- "Microsoft's stock is a buy. Of course, I'd like it to come down after this gigantic rally, but Microsoft it might be the best tech stock in this market," CNBC's Jim Cramer said.
- "The coronavirus has created a magnificent bull market in cloud computing," the "Mad Money" host said.
- "I think the rapid-fire adoption of Microsoft's cloud platform overrides" concerns about the broader economy, he said.
"Microsoft's stock is a buy. Of course, I'd like it to come down after this gigantic rally, but Microsoft it might be the best tech stock in this market," the "Mad Money" host said.
Since reaching a low of $132.52 during Wall Street's slide into a bear market, shares of Microsoft have rallied more than 20% to $160.23 as of Monday's close.
On Saturday, the software behemoth's Azure cloud business revealed that cloud usage spiked triple digits on a weekly basis in communities under stay-at-home and social distancing mandates. Cloud services demand soared 775% in those areas, the company said in a blog post. Elsewhere, Microsoft Teams saw a "very significant spike" in usage. About 44 million users logging more than 900 million meeting and calling minutes in each of those days on the collaboration platform.

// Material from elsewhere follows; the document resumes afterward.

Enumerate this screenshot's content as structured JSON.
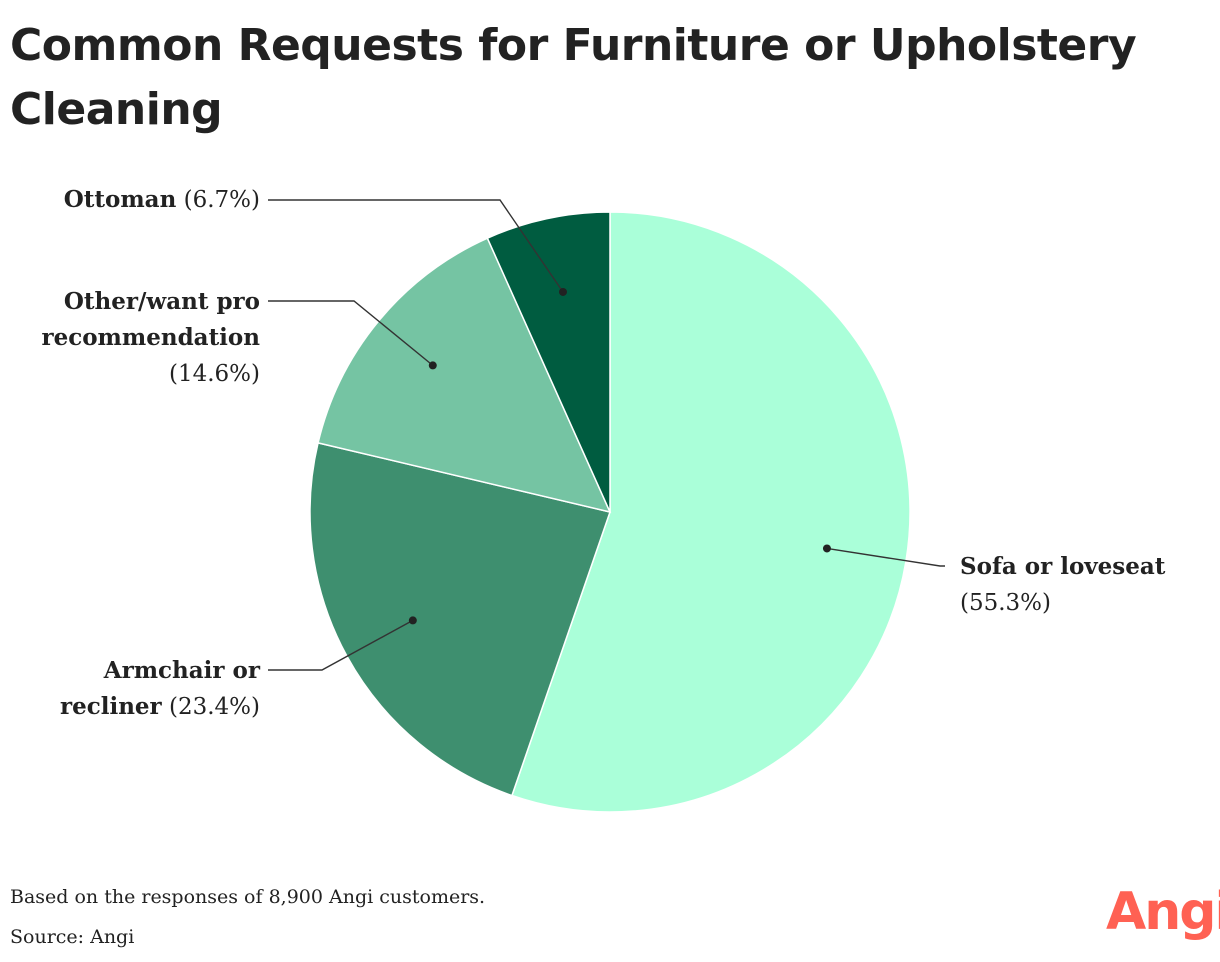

Windows Virtual Desktop and Power BI traffic usage were also up. The data was released amid the exodus of employees from offices and students from classrooms to remote work and learning environments in efforts to help slow the spread of COVID-19.
"The coronavirus has created a magnificent bull market in cloud computing," Cramer said. "These [Microsoft] numbers are astounding."
Still, Microsoft is not clear of the impact of the fast-spreading virus on the broader economy. The software company, along with other big technology names, are prone to headwinds in a global economy that's been knocked off base. As nonessential businesses across the country have been forced to close, unemployment claims are up significantly with millions out of work.
As many as 47 million people could lose their jobs, sending the unemployment rate in the United States soaring to 32.1%, according to projections offered Monday by the St. Louis Federal Reserve. About 67 million Americans are believed to be working in jobs that are most at risk of being cut.
"I'm expecting a major worldwide slowdown, so there's a real possibility that Microsoft's booming cloud business could get cut back as millions are laid off," the host said, though he thinks tailwinds remain.
"I think the rapid-fire adoption of Microsoft's cloud platform overrides these macro concerns."
Disclosure: Cramer's charitable trust owns shares of Microsoft.